Mit welchem Ziel haben die Häuser Kunst erworben?

Der „faszinierende Vorschlag“ zog für den damaligen Direktor des Hauses, Gerhard Finckh, umfangreiche Sichtungsarbeiten und die Klärung der Sammlungsintentionen beider Häuser (Wie hat das Museum in den letzten 50 Jahren gesammelt? Welchen Kern hat die Sparkassen-Sammlung?) nach sich. Danach war klar, dass er in der Schau die Arbeiten zu bestimmten Themen in einen Dialog treten lassen wollte. Die Besucher sollen über die Kunst, die das Thema materiell greifbar macht, zur Auseinandersetzung mit dem Thema selbst gebracht werden. Zugleich sollen Zusammenhänge oder Gegensätze zwischen den Arbeiten entstehen, die diese wiederum anders wirken lassen.
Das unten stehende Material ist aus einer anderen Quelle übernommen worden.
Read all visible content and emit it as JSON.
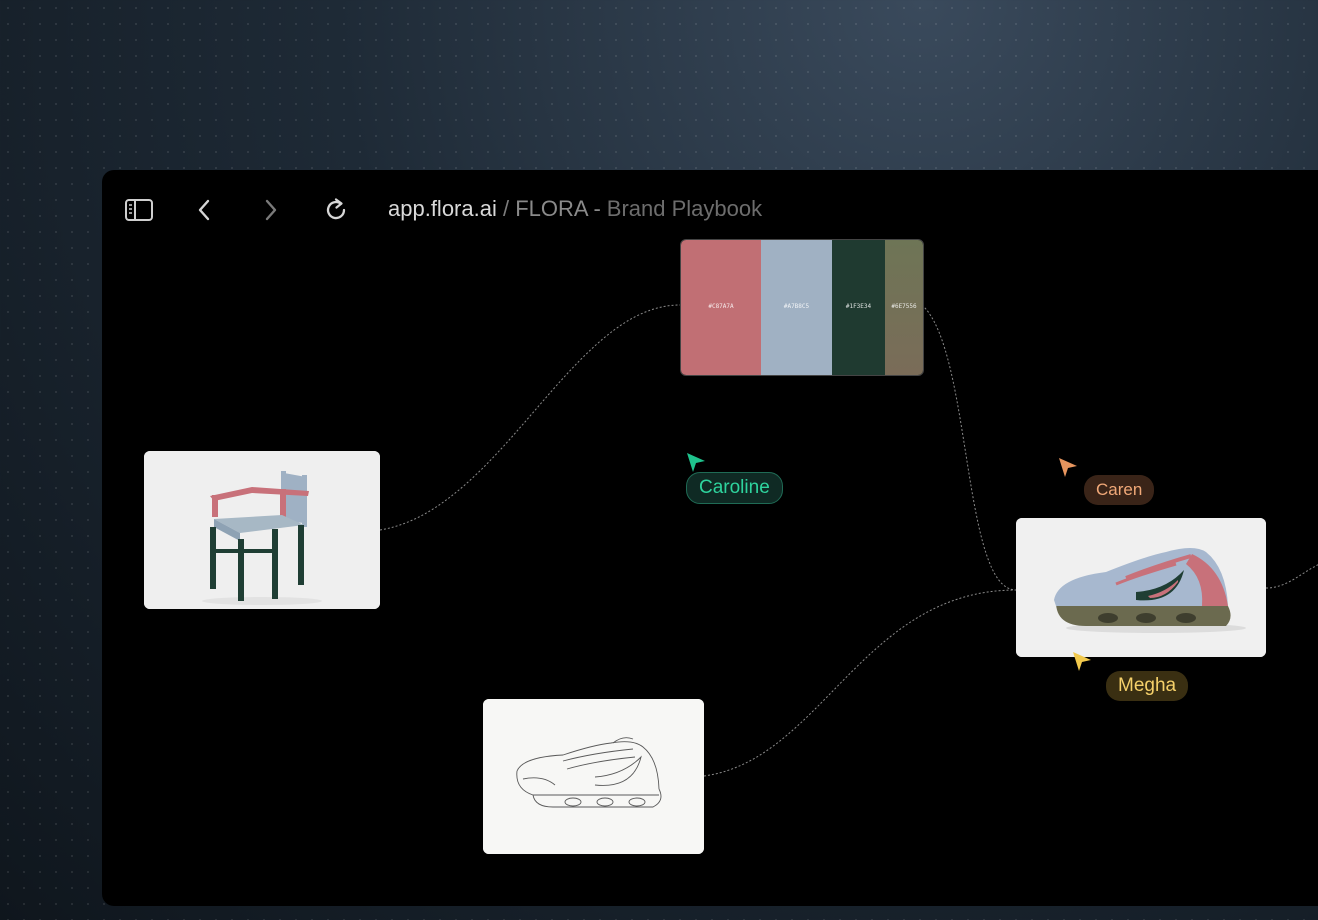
{
  "browser": {
    "host": "app.flora.ai",
    "separator": " / ",
    "project": "FLORA -",
    "page": "Brand Playbook"
  },
  "icons": {
    "sidebar": "sidebar-toggle-icon",
    "back": "chevron-left-icon",
    "forward": "chevron-right-icon",
    "reload": "reload-icon"
  },
  "palette": {
    "swatches": [
      {
        "hex": "#C87A7A",
        "label": "#C87A7A"
      },
      {
        "hex": "#A7B8C5",
        "label": "#A7B8C5"
      },
      {
        "hex": "#1F3E34",
        "label": "#1F3E34"
      },
      {
        "hex": "#6E7556",
        "label": "#6E7556"
      }
    ]
  },
  "collaborators": {
    "caroline": {
      "name": "Caroline",
      "color": "#1fc38d"
    },
    "caren": {
      "name": "Caren",
      "color": "#e7955e"
    },
    "megha": {
      "name": "Megha",
      "color": "#f2c94c"
    }
  }
}
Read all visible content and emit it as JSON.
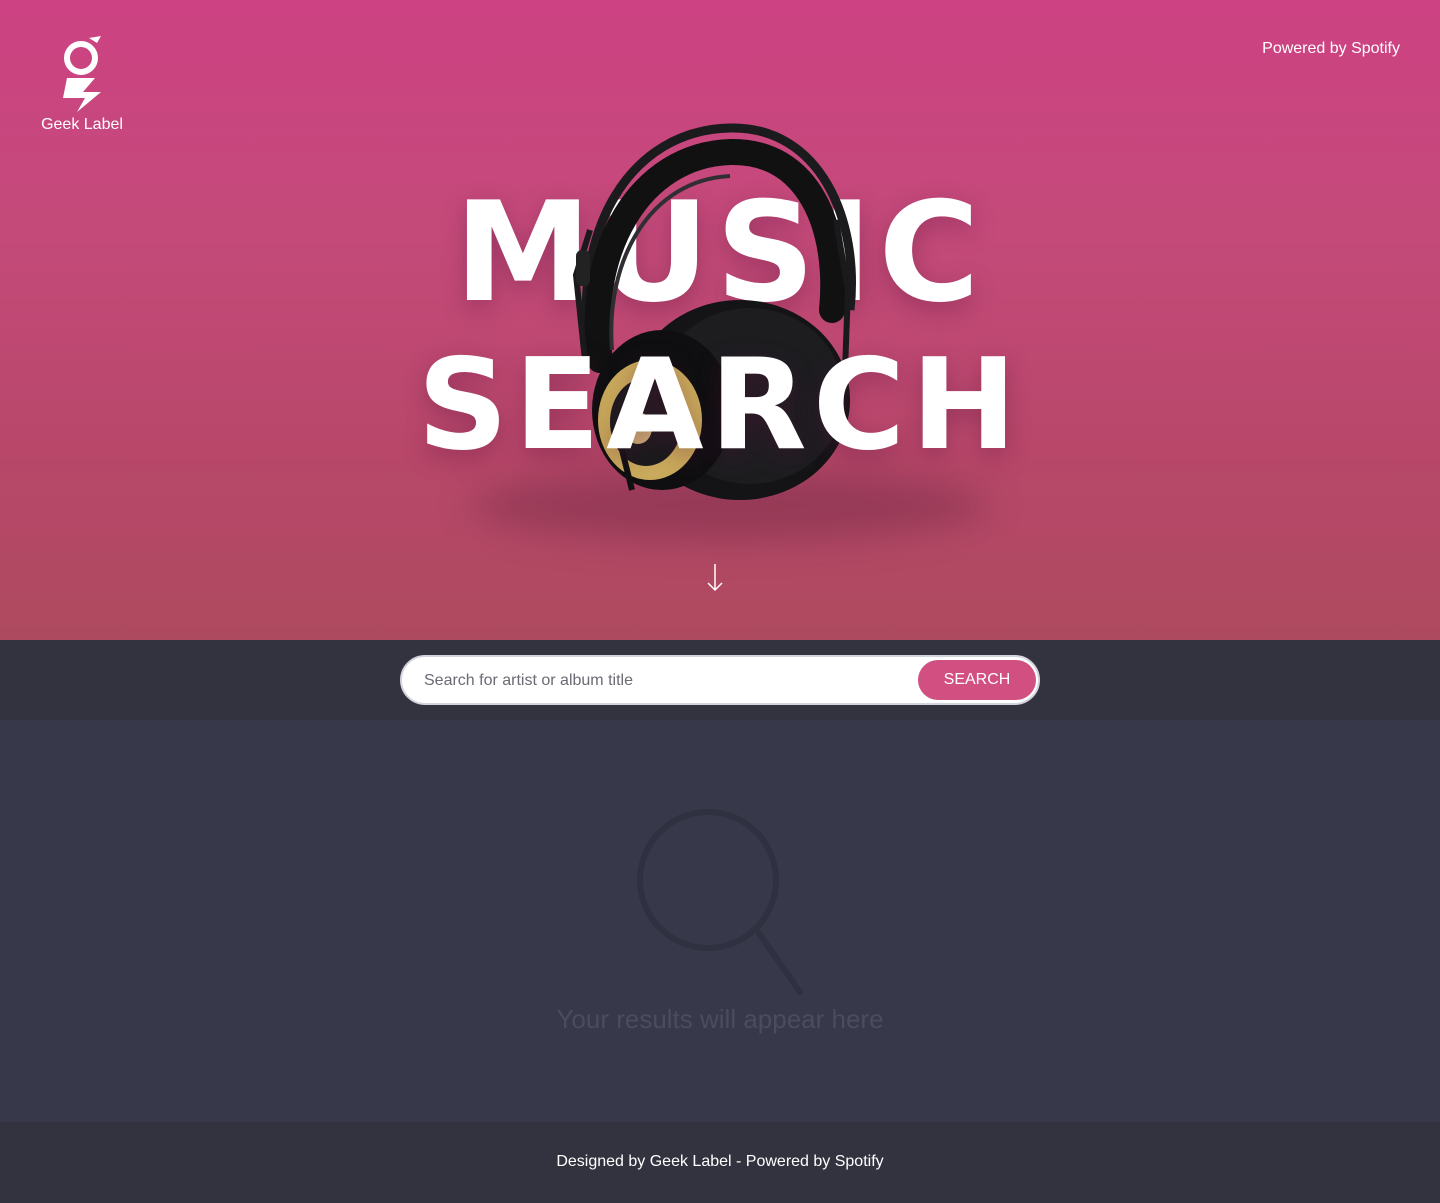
{
  "header": {
    "brand_name": "Geek Label",
    "powered_by": "Powered by Spotify"
  },
  "hero": {
    "title_line1": "MUSIC",
    "title_line2": "SEARCH",
    "scroll_icon": "arrow-down-icon",
    "image": "headphones-icon"
  },
  "search": {
    "placeholder": "Search for artist or album title",
    "value": "",
    "button_label": "SEARCH"
  },
  "results": {
    "icon": "search-icon",
    "empty_message": "Your results will appear here"
  },
  "footer": {
    "text": "Designed by Geek Label - Powered by Spotify"
  },
  "colors": {
    "hero_top": "#cd4283",
    "hero_bottom": "#ae4a5f",
    "search_bar_bg": "#32333f",
    "results_bg": "#373849",
    "footer_bg": "#32333f",
    "accent": "#d14f81"
  }
}
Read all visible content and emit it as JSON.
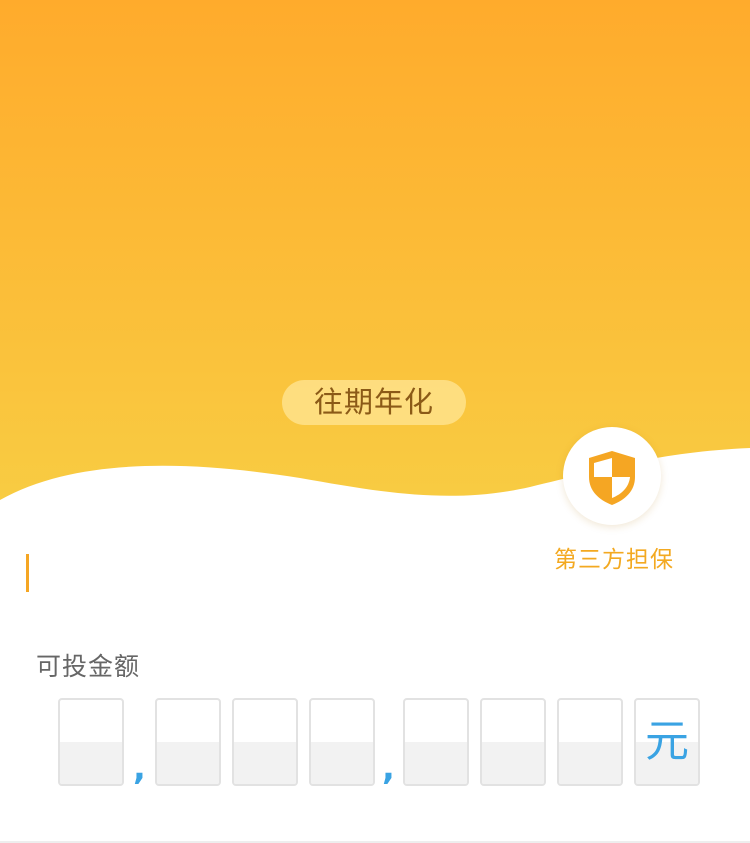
{
  "hero": {
    "gradient_top": "#ffab2c",
    "gradient_bottom": "#f8cd43",
    "annual_tag": "往期年化"
  },
  "guarantee": {
    "icon": "shield-icon",
    "label": "第三方担保",
    "accent_color": "#f3a921"
  },
  "amount": {
    "label": "可投金额",
    "digits": [
      "",
      "",
      "",
      "",
      "",
      "",
      ""
    ],
    "separators": [
      ",",
      ","
    ],
    "unit": "元",
    "digit_color": "#3aa3e3"
  }
}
155 Kunstwerke – 44 Gemälde, 27 Fotografien und sechs Skulpturen – wurden ausgewählt, beide Sammlungen sind jeweils zur Hälfte beteiligt. „Die größeren Arbeiten stammen meist aus dem Besitz des Museums“, weiß Roland Mönig, der seit April das Haus am Turmhof leitet. Die Ausstellung erhielt der „Neue“ als „Geschenk“, das er zusammen mit Finckh in den acht Räumen des ersten Stockwerks hängte. Nur eines, Christian von Grumbkows fünf Meter hohes Bild „Red Pain“, überfordert die Wände. Der flammend-
rote Vorbote der Ausstellung schmückt nun den Treppenaufgang.

Vorbote auch dafür, dass das durch die Coronakrise unterbrochene Leben in das Museum zurückkehrt. Nach Hannsjörg Voths „Zu Lande und zu Wasser“-Werkschau, die am 19. Mai endlich im Mezzanin öffnete, erwacht am heutigen Dienstag das erste Stockwerk, werden am 16. Juni dann auch die Stars der Museumssammlung im Obergeschoss in der Ausstellung „An die Schönheit“ gewürdigt. „Das Museum wird schrittweise aus dem Dornröschenschlaf geholt“, freut sich Mönig und verspricht, dass die Ausstellungen auch weiterhin digital zu den Menschen gebracht werden sollen – indem die Aktivitäten in den sozialen Medien fortgesetzt und virtuelle Rundgänge angeboten werden.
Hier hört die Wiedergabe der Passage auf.